True to their academic credentials, Sutton and Rao back their position with sound citations. They say the premortem builds on Nobel Prize-winning psychologist Daniel Kahneman’s favorite approach for making better decisions. Kahneman, meanwhile, credited another psychologist, Gary Klein, with inventing the technique.

Here’s how it would work at a company that’s about to scale up: Before implementing the plan, team leaders would split those working on the project into two groups and assign one to imagine that the effort failed miserably, and the other to imagine that it was a spectacular success.

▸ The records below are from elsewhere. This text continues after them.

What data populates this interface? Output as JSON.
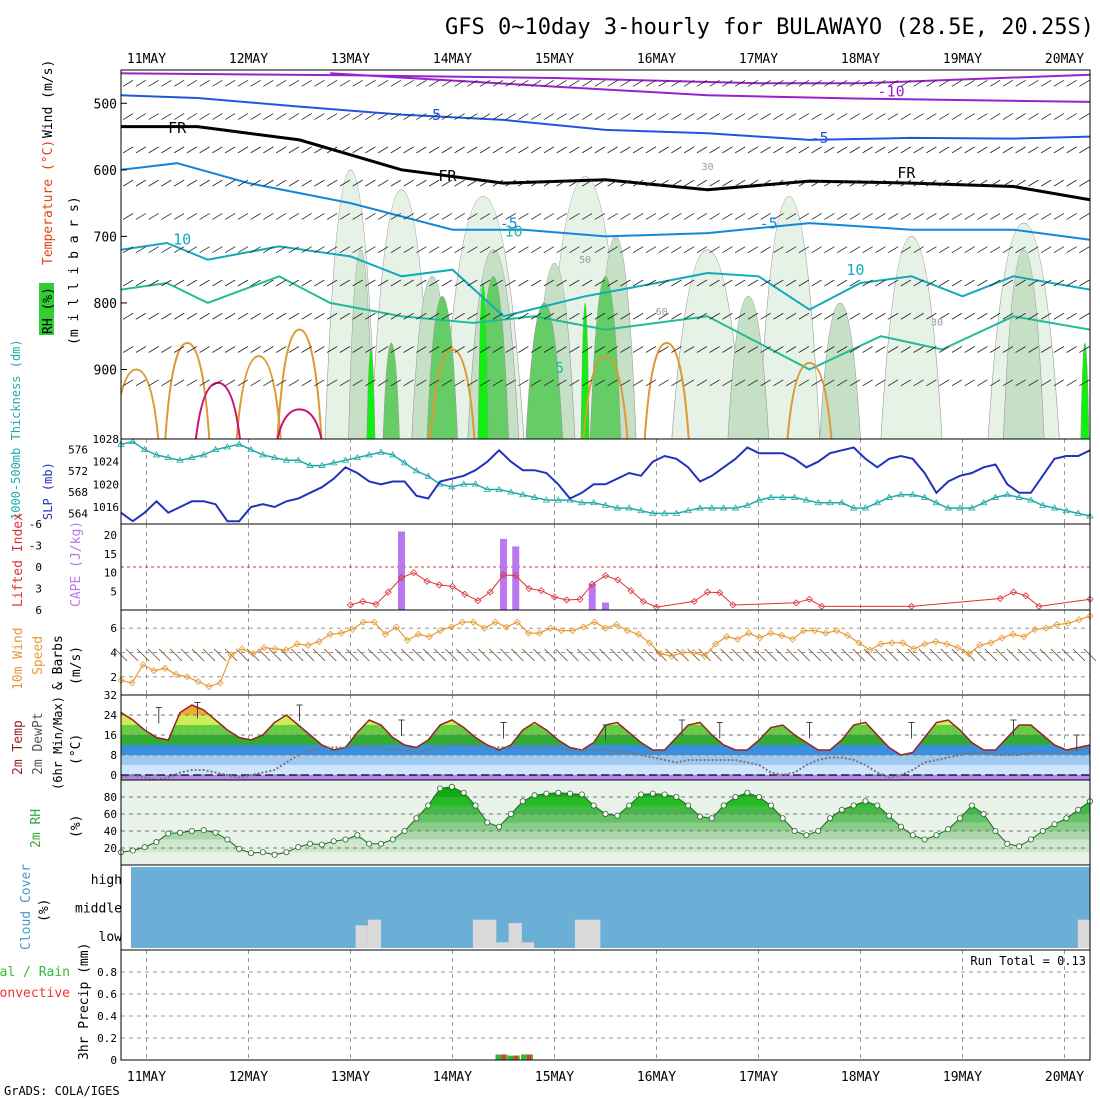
{
  "title": "GFS 0~10day 3-hourly for BULAWAYO (28.5E, 20.25S)",
  "footer": "GrADS: COLA/IGES",
  "day_labels": [
    "11MAY",
    "12MAY",
    "13MAY",
    "14MAY",
    "15MAY",
    "16MAY",
    "17MAY",
    "18MAY",
    "19MAY",
    "20MAY"
  ],
  "panels": {
    "upper": {
      "label_parts": [
        "RH (%)",
        "Temperature (°C)",
        "Wind (m/s)"
      ],
      "label_colors": [
        "#000000",
        "#dd4411",
        "#000000"
      ],
      "sub_label": "(m i l l i b a r s)",
      "contour_labels": [
        "-10",
        "-5",
        "-5",
        "FR",
        "FR",
        "FR",
        "-5",
        "-5",
        "10",
        "10",
        "5",
        "10",
        "30",
        "50",
        "60",
        "30"
      ]
    },
    "slp": {
      "label_left": "1000-500mb Thickness (dm)",
      "label_right": "SLP (mb)"
    },
    "cape": {
      "label_left": "Lifted Index",
      "label_right": "CAPE (J/kg)"
    },
    "wind10": {
      "label_a": "10m Wind",
      "label_b": "Speed",
      "label_c": "& Barbs",
      "unit": "(m/s)"
    },
    "temp2m": {
      "label_a": "2m Temp",
      "label_b": "2m DewPt",
      "label_c": "(6hr Min/Max)",
      "unit": "(°C)"
    },
    "rh2m": {
      "label_a": "2m RH",
      "unit": "(%)"
    },
    "cloud": {
      "label": "Cloud Cover",
      "unit": "(%)",
      "levels": [
        "high",
        "middle",
        "low"
      ]
    },
    "precip": {
      "label_a": "Total / Rain",
      "label_b": "Convective",
      "label_c": "3hr Precip (mm)",
      "run_total": "Run Total = 0.13"
    }
  },
  "colors": {
    "slp": "#2233bb",
    "thickness": "#22aaaa",
    "lifted": "#dd3333",
    "cape": "#bb77ee",
    "wind": "#e69a33",
    "temp": "#992222",
    "dewpt": "#777777",
    "rh": "#33aa33",
    "cloud_bg": "#6baed6",
    "cloud_low": "#d9d9d9",
    "total_rain": "#33bb33",
    "convective": "#ee3333"
  },
  "chart_data": [
    {
      "type": "heatmap",
      "name": "upper-air",
      "y_ticks": [
        500,
        600,
        700,
        800,
        900
      ],
      "ylim": [
        1000,
        450
      ],
      "rh_thresholds": [
        10,
        30,
        50,
        70,
        90
      ],
      "temperature_contours": [
        -10,
        -5,
        0,
        5,
        10,
        15,
        20
      ]
    },
    {
      "type": "line",
      "name": "slp-thickness",
      "x_days": [
        10.75,
        20.25
      ],
      "slp_ticks": [
        1016,
        1020,
        1024,
        1028
      ],
      "slp_ylim": [
        1013,
        1028
      ],
      "thickness_ticks": [
        564,
        568,
        572,
        576
      ],
      "thickness_ylim": [
        562,
        578
      ],
      "slp": [
        1015,
        1013.5,
        1015,
        1017,
        1015,
        1016,
        1017,
        1017,
        1016.5,
        1013.5,
        1013.5,
        1016,
        1016.5,
        1016,
        1017,
        1017.5,
        1018.5,
        1019.5,
        1021,
        1023,
        1022,
        1020.5,
        1020,
        1020.5,
        1020.5,
        1018,
        1017.5,
        1020.5,
        1021,
        1021.5,
        1022.5,
        1024,
        1026,
        1024,
        1022.5,
        1022.5,
        1022,
        1020,
        1017.5,
        1018.5,
        1020,
        1020,
        1021,
        1022,
        1021.5,
        1024,
        1025,
        1024.5,
        1023,
        1020.5,
        1021.5,
        1023,
        1024.5,
        1026.5,
        1025.5,
        1025.5,
        1025.5,
        1024.5,
        1023,
        1024,
        1025.5,
        1026,
        1026.5,
        1024.5,
        1023,
        1024.5,
        1025,
        1024.5,
        1022,
        1018.5,
        1020.5,
        1021.5,
        1022,
        1023,
        1023.5,
        1020,
        1018.5,
        1018.5,
        1021.5,
        1024.5,
        1025,
        1025,
        1026
      ],
      "thickness": [
        577,
        577.5,
        576,
        575,
        574.5,
        574,
        574.5,
        575,
        576,
        576.5,
        577,
        576,
        575,
        574.5,
        574,
        574,
        573,
        573,
        573.5,
        574,
        574.5,
        575,
        575.5,
        575,
        573.5,
        572,
        571,
        569.5,
        569,
        569.5,
        569.5,
        568.5,
        568.5,
        568,
        567.5,
        567,
        566.5,
        566.5,
        566.5,
        566,
        566,
        565.5,
        565,
        565,
        564.5,
        564,
        564,
        564,
        564.5,
        565,
        565,
        565,
        565,
        565.5,
        566.5,
        567,
        567,
        567,
        566.5,
        566,
        566,
        566,
        565,
        565,
        566,
        567,
        567.5,
        567.5,
        567,
        566,
        565,
        565,
        565,
        566,
        567,
        567.5,
        567,
        566.5,
        565.5,
        565,
        564.5,
        564,
        563.5
      ]
    },
    {
      "type": "bar",
      "name": "cape-lifted",
      "x_days": [
        10.75,
        20.25
      ],
      "cape_ticks": [
        5,
        10,
        15,
        20
      ],
      "cape_ylim": [
        0,
        23
      ],
      "lifted_ticks": [
        -6,
        -3,
        0,
        3,
        6
      ],
      "lifted_ylim": [
        6,
        -6
      ],
      "cape_bars": [
        {
          "day": 13.5,
          "value": 21
        },
        {
          "day": 14.5,
          "value": 19
        },
        {
          "day": 14.62,
          "value": 17
        },
        {
          "day": 15.37,
          "value": 7
        },
        {
          "day": 15.5,
          "value": 2
        }
      ],
      "lifted_x": [
        13,
        13.12,
        13.25,
        13.37,
        13.5,
        13.62,
        13.75,
        13.87,
        14,
        14.12,
        14.25,
        14.37,
        14.5,
        14.62,
        14.75,
        14.87,
        15,
        15.12,
        15.25,
        15.37,
        15.5,
        15.62,
        15.75,
        15.87,
        16,
        16.37,
        16.5,
        16.62,
        16.75,
        17.37,
        17.5,
        17.62,
        18.5,
        19.37,
        19.5,
        19.62,
        19.75,
        20.25
      ],
      "lifted_index": [
        5.3,
        4.8,
        5.2,
        3.5,
        1.5,
        0.8,
        2,
        2.5,
        2.7,
        3.8,
        4.7,
        3.5,
        1.1,
        1.2,
        3,
        3.3,
        4.2,
        4.6,
        4.5,
        2.4,
        1.2,
        1.8,
        3.3,
        4.8,
        5.6,
        4.8,
        3.5,
        3.6,
        5.3,
        5,
        4.5,
        5.5,
        5.5,
        4.4,
        3.5,
        4,
        5.5,
        4.5
      ]
    },
    {
      "type": "line",
      "name": "wind-10m",
      "x_days": [
        10.75,
        20.25
      ],
      "ticks": [
        2,
        4,
        6
      ],
      "ylim": [
        0.5,
        7.5
      ],
      "speed": [
        1.7,
        1.5,
        3,
        2.5,
        2.7,
        2.2,
        2,
        1.6,
        1.2,
        1.5,
        3.8,
        4.3,
        3.9,
        4.4,
        4.3,
        4.2,
        4.7,
        4.6,
        4.9,
        5.5,
        5.6,
        5.9,
        6.5,
        6.5,
        5.5,
        6.1,
        5,
        5.5,
        5.3,
        5.8,
        6.1,
        6.5,
        6.5,
        6,
        6.5,
        6.1,
        6.5,
        5.6,
        5.6,
        6,
        5.8,
        5.8,
        6.1,
        6.5,
        6,
        6.3,
        5.8,
        5.5,
        4.8,
        3.9,
        3.7,
        4,
        4,
        3.7,
        4.7,
        5.3,
        5.1,
        5.6,
        5.2,
        5.6,
        5.4,
        5.1,
        5.8,
        5.8,
        5.6,
        5.8,
        5.4,
        4.8,
        4.2,
        4.7,
        4.8,
        4.8,
        4.3,
        4.7,
        4.9,
        4.7,
        4.4,
        3.9,
        4.6,
        4.8,
        5.2,
        5.5,
        5.3,
        5.9,
        6,
        6.3,
        6.4,
        6.7,
        7
      ]
    },
    {
      "type": "area",
      "name": "temp-dewpt-2m",
      "x_days": [
        10.75,
        20.25
      ],
      "ticks": [
        0,
        8,
        16,
        24,
        32
      ],
      "ylim": [
        -2,
        32
      ],
      "temp": [
        25,
        22,
        18,
        15,
        14,
        25,
        28,
        26,
        22,
        18,
        15,
        14,
        16,
        21,
        24,
        20,
        16,
        12,
        10,
        11,
        17,
        22,
        20,
        15,
        12,
        11,
        14,
        20,
        22,
        19,
        15,
        12,
        10,
        12,
        18,
        21,
        18,
        14,
        11,
        10,
        13,
        20,
        21,
        17,
        13,
        10,
        10,
        15,
        20,
        21,
        16,
        12,
        10,
        10,
        14,
        19,
        20,
        16,
        13,
        10,
        10,
        14,
        20,
        21,
        16,
        11,
        8,
        9,
        15,
        21,
        22,
        18,
        13,
        10,
        10,
        15,
        20,
        20,
        16,
        12,
        10,
        11,
        12
      ],
      "dewpt": [
        -1,
        0,
        -1,
        -2,
        -1,
        1,
        2,
        2,
        1,
        0,
        -1,
        0,
        1,
        2,
        5,
        8,
        10,
        11,
        11,
        11,
        12,
        11,
        11,
        10,
        10,
        9,
        10,
        11,
        12,
        12,
        12,
        11,
        11,
        11,
        11,
        11,
        11,
        11,
        10,
        10,
        10,
        10,
        9,
        9,
        8,
        7,
        6,
        5,
        6,
        6,
        6,
        6,
        6,
        5,
        4,
        1,
        0,
        1,
        4,
        6,
        7,
        7,
        6,
        4,
        1,
        -1,
        0,
        2,
        5,
        6,
        7,
        8,
        9,
        9,
        8,
        8,
        8,
        9,
        9,
        9,
        9,
        10,
        11
      ],
      "max_days": [
        11.12,
        11.5,
        12.5,
        13.5,
        14.5,
        15.5,
        16.25,
        16.62,
        17.5,
        18.5,
        19.5,
        20.12
      ],
      "max_values": [
        27,
        29,
        28,
        22,
        21,
        20,
        22,
        21,
        21,
        21,
        22,
        16
      ]
    },
    {
      "type": "area",
      "name": "rh-2m",
      "x_days": [
        10.75,
        20.25
      ],
      "ticks": [
        20,
        40,
        60,
        80
      ],
      "ylim": [
        0,
        100
      ],
      "rh": [
        15,
        17,
        21,
        27,
        37,
        38,
        40,
        41,
        38,
        30,
        19,
        14,
        15,
        12,
        15,
        21,
        25,
        24,
        28,
        30,
        35,
        25,
        25,
        30,
        40,
        55,
        70,
        90,
        92,
        85,
        70,
        50,
        45,
        60,
        75,
        82,
        84,
        85,
        84,
        83,
        70,
        60,
        58,
        70,
        83,
        84,
        83,
        80,
        70,
        57,
        55,
        70,
        80,
        85,
        80,
        70,
        55,
        40,
        35,
        40,
        55,
        65,
        70,
        75,
        70,
        58,
        45,
        35,
        30,
        35,
        42,
        55,
        70,
        60,
        40,
        25,
        22,
        30,
        40,
        48,
        55,
        65,
        75
      ]
    },
    {
      "type": "bar",
      "name": "cloud-cover",
      "x_days": [
        10.75,
        20.25
      ],
      "levels": [
        "high",
        "middle",
        "low"
      ],
      "low_bars": [
        {
          "day_start": 13.05,
          "day_end": 13.17,
          "value": 20
        },
        {
          "day_start": 13.17,
          "day_end": 13.3,
          "value": 25
        },
        {
          "day_start": 14.2,
          "day_end": 14.43,
          "value": 25
        },
        {
          "day_start": 14.43,
          "day_end": 14.55,
          "value": 5
        },
        {
          "day_start": 14.55,
          "day_end": 14.68,
          "value": 22
        },
        {
          "day_start": 14.68,
          "day_end": 14.8,
          "value": 5
        },
        {
          "day_start": 15.2,
          "day_end": 15.45,
          "value": 25
        },
        {
          "day_start": 20.13,
          "day_end": 20.25,
          "value": 25
        }
      ]
    },
    {
      "type": "bar",
      "name": "precip-3hr",
      "x_days": [
        10.75,
        20.25
      ],
      "ticks": [
        0,
        0.2,
        0.4,
        0.6,
        0.8
      ],
      "ylim": [
        0,
        1.0
      ],
      "bars": [
        {
          "day": 14.5,
          "total": 0.05,
          "convective": 0.05
        },
        {
          "day": 14.62,
          "total": 0.04,
          "convective": 0.04
        },
        {
          "day": 14.75,
          "total": 0.05,
          "convective": 0.05
        }
      ]
    }
  ]
}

Then, each person would be asked to work independently and generate reasons — or even better, write a story — about why the plan succeeded or failed. People should be as detailed as possible in identifying the reasons things occurred, especially those causes they wouldn’t normally mention “for fear of being impolitic.”

Next, as the professors outline in the book, each person in the “failure” group would read his or her list or story aloud, while the reasons are recorded and collated. This process is repeated for the “success” group. Then finally, use the reasons from both groups to strengthen the original plan.

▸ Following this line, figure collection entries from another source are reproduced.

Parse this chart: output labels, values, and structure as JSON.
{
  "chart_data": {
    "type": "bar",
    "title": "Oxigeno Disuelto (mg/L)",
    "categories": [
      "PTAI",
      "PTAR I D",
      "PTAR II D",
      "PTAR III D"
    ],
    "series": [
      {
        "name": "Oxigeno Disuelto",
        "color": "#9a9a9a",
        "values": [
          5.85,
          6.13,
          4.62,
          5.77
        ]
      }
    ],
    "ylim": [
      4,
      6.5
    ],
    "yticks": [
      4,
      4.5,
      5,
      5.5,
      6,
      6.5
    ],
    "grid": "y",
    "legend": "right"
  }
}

Sutton stresses that premortems are helpful for organizations, regardless of size. For instance, an individual entrepreneur might approach it this way: “If one year from now, I will have three key customers, $1 million in sales and 10 employees, what steps will I have taken?”

Conversely, for a big company, Sutton says a premortem might sound more like this: “If, three weeks from now, the rollout of this new pay policy will be a total disaster — my best people are leaving, and everyone wants me fired — what will have happened?”

The exercise is most effective when all the details are fleshed out, actual feasibility is assessed and resources are accounted for — even if the scenarios are entirely made up in the first place. And yet, Sutton says premortems are doable, and moreover, beneficial.

“We just did this for a group of 12 senior executives from a Fortune 50 company,” Sutton said recently. “They got quite detailed and the conversation shifted their attention to a pair of risks that, in essence, all seemed to know about but none felt comfortable raising.”

Since the book’s debut last month, Scaling Up Excellence has been received well in the business community, especially among entrepreneurs. In the startup space, the challenge of building and uncovering pockets of exemplary performance, and cascading that throughout an organization as it grows, is a real worry.

Put simply, Sutton says scaling is spreading more of a good thing to more people and places. But he is quick to add that no guaranteed formula for scaling up was ever identified by himself or Rao in their nearly 10 years of research for the book.

And whether you undergo a premortem or any other strategic exercise prior to implementation, Sutton stressed that nothing will make scaling easy or instant.

“Anyone who implies they have a sure-fire method or recipe is misguided, dishonest, or both,” Sutton said. “There is a lot of snake oil out there — if someone tries to sell you a scaling cure that sounds too good to be true, it probably is.”